Multiple sclerosis (MS) patient and column writer for MS News Today, Debi Wilson, talks about a new MS symptom that she began feeling: sciatic nerve pain. The sciatic nerve is the longest nerve in the body, running from the lower back to the tops of the feet. The pain can happen to anyone, but it is also associated with MS. Wilson says that she has had sciatic nerve pain in the past. She usually did stretches while lying on her bed to alleviate any pain, learning how to manage it. She says she learned to live it with it by doing stretches or walking it off. But until recently, she has been experiencing pain on a whole new level.

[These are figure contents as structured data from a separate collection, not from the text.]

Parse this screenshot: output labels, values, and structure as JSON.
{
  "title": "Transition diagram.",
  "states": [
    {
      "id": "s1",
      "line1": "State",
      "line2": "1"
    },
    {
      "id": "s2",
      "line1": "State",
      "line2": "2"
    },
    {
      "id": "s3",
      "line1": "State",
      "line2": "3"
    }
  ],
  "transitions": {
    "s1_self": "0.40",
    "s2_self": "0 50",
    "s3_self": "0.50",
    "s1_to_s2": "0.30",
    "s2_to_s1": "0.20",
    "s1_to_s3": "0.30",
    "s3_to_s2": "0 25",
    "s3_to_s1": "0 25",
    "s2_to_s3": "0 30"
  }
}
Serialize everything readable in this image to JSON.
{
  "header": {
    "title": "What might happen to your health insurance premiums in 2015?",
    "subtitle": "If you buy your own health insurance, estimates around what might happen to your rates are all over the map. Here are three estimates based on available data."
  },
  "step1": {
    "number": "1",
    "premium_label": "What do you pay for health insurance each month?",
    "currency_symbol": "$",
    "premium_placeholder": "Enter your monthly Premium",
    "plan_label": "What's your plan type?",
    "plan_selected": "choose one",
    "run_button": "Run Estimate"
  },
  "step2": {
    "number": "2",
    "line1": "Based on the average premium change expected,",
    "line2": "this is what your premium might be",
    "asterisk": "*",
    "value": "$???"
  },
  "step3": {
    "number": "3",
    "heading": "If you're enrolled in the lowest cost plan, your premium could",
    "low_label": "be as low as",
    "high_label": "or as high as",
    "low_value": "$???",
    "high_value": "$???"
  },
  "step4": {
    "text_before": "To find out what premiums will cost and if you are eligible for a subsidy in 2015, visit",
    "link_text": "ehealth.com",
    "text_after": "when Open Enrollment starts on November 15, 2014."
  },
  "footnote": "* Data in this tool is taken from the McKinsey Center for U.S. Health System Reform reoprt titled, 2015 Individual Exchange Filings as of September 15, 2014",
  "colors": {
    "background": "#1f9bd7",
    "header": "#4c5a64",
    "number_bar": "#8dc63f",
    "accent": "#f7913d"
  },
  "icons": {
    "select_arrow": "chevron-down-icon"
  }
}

One day, after Wilson got up out of her chair, she had the worst burning pain the same area where a sharp pain was. She describes it as if it felt like “someone were poking [her] with a red-hot poker.” She says it continued to attack her every time she went to stand, and sometimes even when she’s trying to sit. Wilson mentions a Multiple Sclerosis Society of New Zealand article, “Multiple Sclerosis and Pain,” written by Anne McAuley and by Dr. Rosemary White, which explores a theory on what causes the sciatic pain in MS. The article argues that most pain with MS is due to immobility or poor posture instead of damaged nerves. Immobility, or sitting in a wheelchair for a long time, puts pressure on the nerves in the back of the legs that generates sciatic pain.

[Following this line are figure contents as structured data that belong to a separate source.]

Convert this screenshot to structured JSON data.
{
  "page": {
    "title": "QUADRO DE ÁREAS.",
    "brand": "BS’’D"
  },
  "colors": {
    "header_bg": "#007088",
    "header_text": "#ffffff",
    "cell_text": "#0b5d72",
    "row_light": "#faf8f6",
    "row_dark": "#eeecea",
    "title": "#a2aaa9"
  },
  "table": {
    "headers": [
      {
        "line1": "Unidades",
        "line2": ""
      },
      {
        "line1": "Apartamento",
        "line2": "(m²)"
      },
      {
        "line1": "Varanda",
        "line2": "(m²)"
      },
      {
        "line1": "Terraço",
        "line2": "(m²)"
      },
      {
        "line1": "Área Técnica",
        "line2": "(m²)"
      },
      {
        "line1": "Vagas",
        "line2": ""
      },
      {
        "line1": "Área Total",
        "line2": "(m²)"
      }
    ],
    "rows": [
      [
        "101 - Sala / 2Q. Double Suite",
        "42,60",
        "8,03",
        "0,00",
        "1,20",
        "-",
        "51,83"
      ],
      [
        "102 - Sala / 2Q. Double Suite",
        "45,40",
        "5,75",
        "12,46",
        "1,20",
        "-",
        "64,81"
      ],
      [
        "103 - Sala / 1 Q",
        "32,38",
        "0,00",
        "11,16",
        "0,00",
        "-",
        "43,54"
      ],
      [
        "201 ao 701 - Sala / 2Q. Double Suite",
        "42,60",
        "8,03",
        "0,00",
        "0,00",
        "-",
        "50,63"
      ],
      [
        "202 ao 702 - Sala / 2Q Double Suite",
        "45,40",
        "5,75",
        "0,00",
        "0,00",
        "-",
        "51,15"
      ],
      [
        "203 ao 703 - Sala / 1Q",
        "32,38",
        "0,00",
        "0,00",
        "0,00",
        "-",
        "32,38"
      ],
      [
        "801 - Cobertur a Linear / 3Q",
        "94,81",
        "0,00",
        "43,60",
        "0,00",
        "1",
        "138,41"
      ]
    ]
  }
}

To confirm the article’s claims, Wilson shares a time where she was sitting in her wheelchair for almost three hours before her burning sensation appeared. She says she should have been in a regular chair, and moving around from time to time, instead of sitting for that long. The article she shared even suggests proper seating and elevating of the legs when sitting can help prevent sciatic pain. However, it is important to first check with a doctor to rule out other conditions that could be causing pain. Wilson suggests becoming more mobile, using correct posture, and being aware of the pressure on the back of our legs, which might help averting sciatic nerve pain.